На этом Кубанцев решил закончить первый допрос Мартынюка, еще раз осмыслить материалы и первые показания арестованного и подготовиться к очередному, но уже наступательному допросу.
Зашел с протоколом к Мирошнику. Посоветовавшись, оба решили выложить перед Мартынюком все имеющиеся в распоряжении следствия сведения, чтобы ошеломить его обилием материалов, подавить морально и получить признания об организаторской роли поручика в контрреволюционном мятеже и зверствах колчаковцев в следственной комиссии.

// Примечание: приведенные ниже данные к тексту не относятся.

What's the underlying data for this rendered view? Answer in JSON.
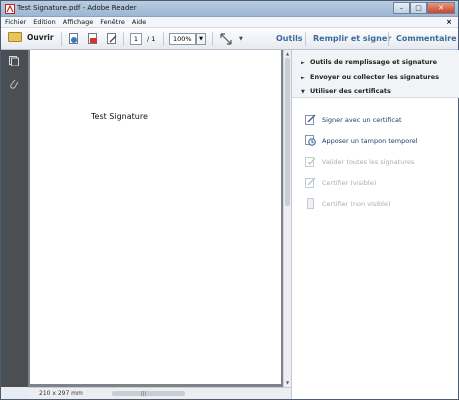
{
  "window": {
    "title": "Test Signature.pdf - Adobe Reader"
  },
  "menu": {
    "items": [
      "Fichier",
      "Edition",
      "Affichage",
      "Fenêtre",
      "Aide"
    ],
    "close_glyph": "×"
  },
  "toolbar": {
    "open_label": "Ouvrir",
    "current_page": "1",
    "total_pages": "/ 1",
    "zoom": "100%",
    "tabs": [
      "Outils",
      "Remplir et signer",
      "Commentaire"
    ]
  },
  "document": {
    "text": "Test Signature",
    "page_size": "210 x 297 mm"
  },
  "panel": {
    "sections": [
      {
        "label": "Outils de remplissage et signature",
        "expanded": false
      },
      {
        "label": "Envoyer ou collecter les signatures",
        "expanded": false
      },
      {
        "label": "Utiliser des certificats",
        "expanded": true
      }
    ],
    "actions": [
      {
        "label": "Signer avec un certificat",
        "enabled": true,
        "icon": "pen-sign-icon"
      },
      {
        "label": "Apposer un tampon temporel",
        "enabled": true,
        "icon": "clock-stamp-icon"
      },
      {
        "label": "Valider toutes les signatures",
        "enabled": false,
        "icon": "validate-signatures-icon"
      },
      {
        "label": "Certifier (visible)",
        "enabled": false,
        "icon": "certify-visible-icon"
      },
      {
        "label": "Certifier (non visible)",
        "enabled": false,
        "icon": "certify-invisible-icon"
      }
    ]
  },
  "colors": {
    "accent_tab": "#3c6a99",
    "action_enabled": "#1f3d6b",
    "action_disabled": "#a5aeb8"
  }
}
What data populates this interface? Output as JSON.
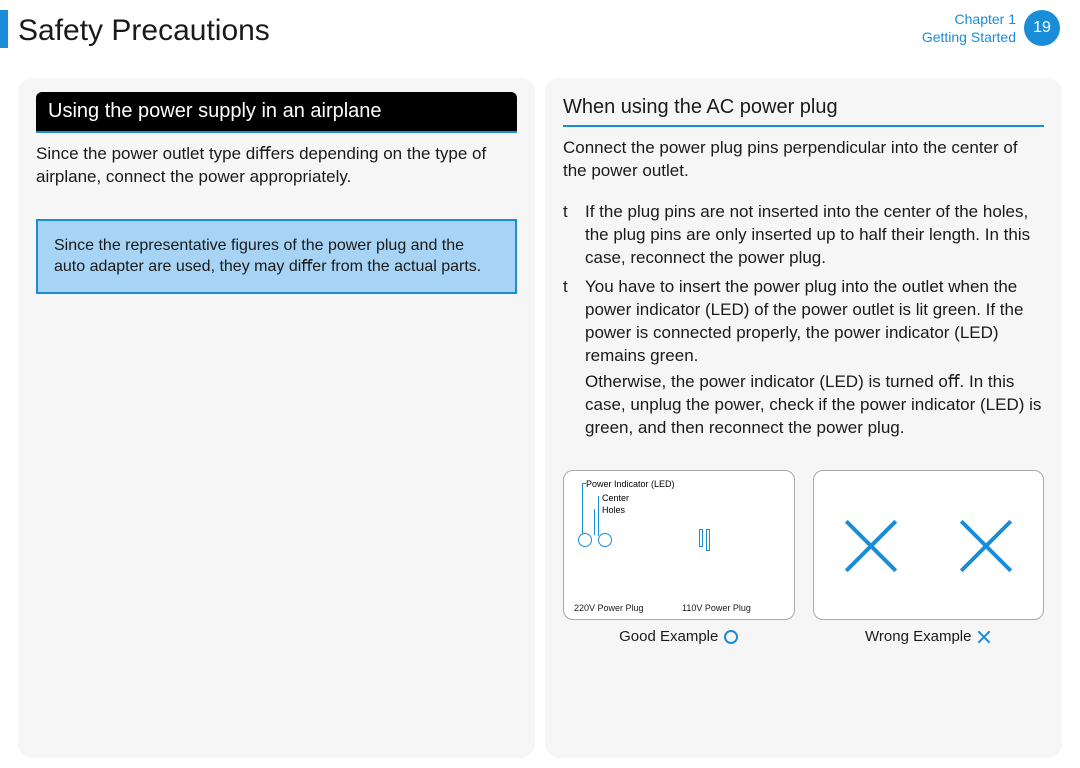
{
  "header": {
    "title": "Safety Precautions",
    "chapter_line1": "Chapter 1",
    "chapter_line2": "Getting Started",
    "page_number": "19"
  },
  "left": {
    "section_title": "Using the power supply in an airplane",
    "intro": "Since the power outlet type diﬀers depending on the type of airplane, connect the power appropriately.",
    "note": "Since the representative ﬁgures of the power plug and the auto adapter are used, they may diﬀer from the actual parts."
  },
  "right": {
    "section_title": "When using the AC power plug",
    "intro": "Connect the power plug pins perpendicular into the center of the power outlet.",
    "bullets": [
      {
        "marker": "t",
        "text": "If the plug pins are not inserted into the center of the holes, the plug pins are only inserted up to half their length. In this case, reconnect the power plug."
      },
      {
        "marker": "t",
        "text": "You have to insert the power plug into the outlet when the power indicator (LED) of the power outlet is lit green. If the power is connected properly, the power indicator (LED) remains green.",
        "sub": "Otherwise, the power indicator (LED) is turned oﬀ. In this case, unplug the power, check if the power indicator (LED) is green, and then reconnect the power plug."
      }
    ],
    "good_fig": {
      "label_led": "Power Indicator (LED)",
      "label_center": "Center",
      "label_holes": "Holes",
      "plug_220": "220V Power Plug",
      "plug_110": "110V Power Plug",
      "caption": "Good Example"
    },
    "wrong_fig": {
      "caption": "Wrong Example"
    }
  }
}
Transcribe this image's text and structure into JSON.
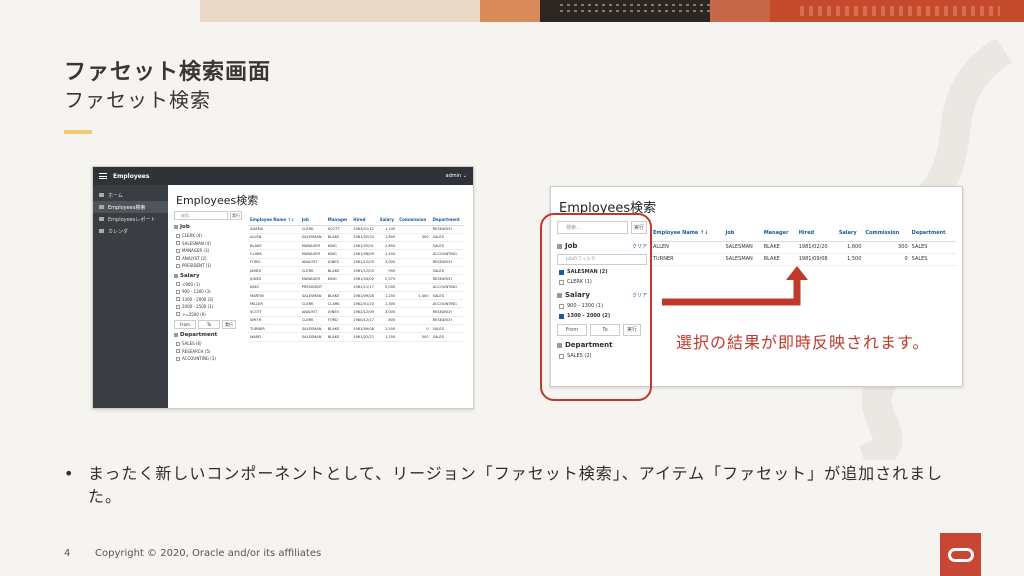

На следующий день Кубанцев снова вызвал Мартынюка.
Первый вопрос:
— Не кажется ли вам странным вчерашнее поседение?
— Не понимаю вас, — продолжая разыгрывать роль оклеветанного, сказал Мартынюк.
— Вчера вели себя так, будто находитесь в городе, где вас никто не знает. Ведь вы прибыли в Кустанай, где у вас много знакомых, и любой из них может стать свидетелем по делу. А это не в вашу пользу. Уверяю вас.
— Я знаю, где нахожусь, и говорю правду. Не понимаю, чего вы хотите от меня.
— В таком случае послушайте, что говорят о вас люди. Вы, конечно, не забыли Ивана Алексеевича Грушина?
— Не забыл. Знаю.
— Хорошо. Читаю его показания. Прошу послушать. «В 1918 году, в марте в Кустанае был поднят мятеж против Советской власти, которым руководил поручик Мартынюк. Я в то время был эмиссаром по продовольствию в Кустанайском районе, и что происходило здесь, могу описать точно… Мятеж был подавлен, и Мартынюк посажен в тюрьму в апреле. А в июне 1918 года, благодаря бунту чехов, Мартынюк был освобожден из тюрьмы. Сразу же он был назначен начальником отряда особого назначения и товарищем председателя белогвардейской следственной комиссии. 23 июня я был арестован и всю работу Мартынюка испытал на себе. Он часто приходил в тюрьму, и многим от него доставалось. При допросах он часто избивал арестованных. Особенно от него пострадали Остапенко, Моисеев, Васенькин и другие. В общем, это был один из самых ярых белогвардейцев и плюс ко всему состоял в организации монархистов. Должен подчеркнуть, что до мятежа в Кустанае я был хорошо знаком с Мартынюком… Он был монархист. Товарищем председателя следственной комиссии он сделался с 20 июня 1918 года и был им до марта 1919 года. За работу по уничтожению большевиков и искоренению большевизма ему в приказе управляющего областью Матвеева было объявлено благодарение и спасибо. Показал правду. И. Грушин, 13 июня 1920 года».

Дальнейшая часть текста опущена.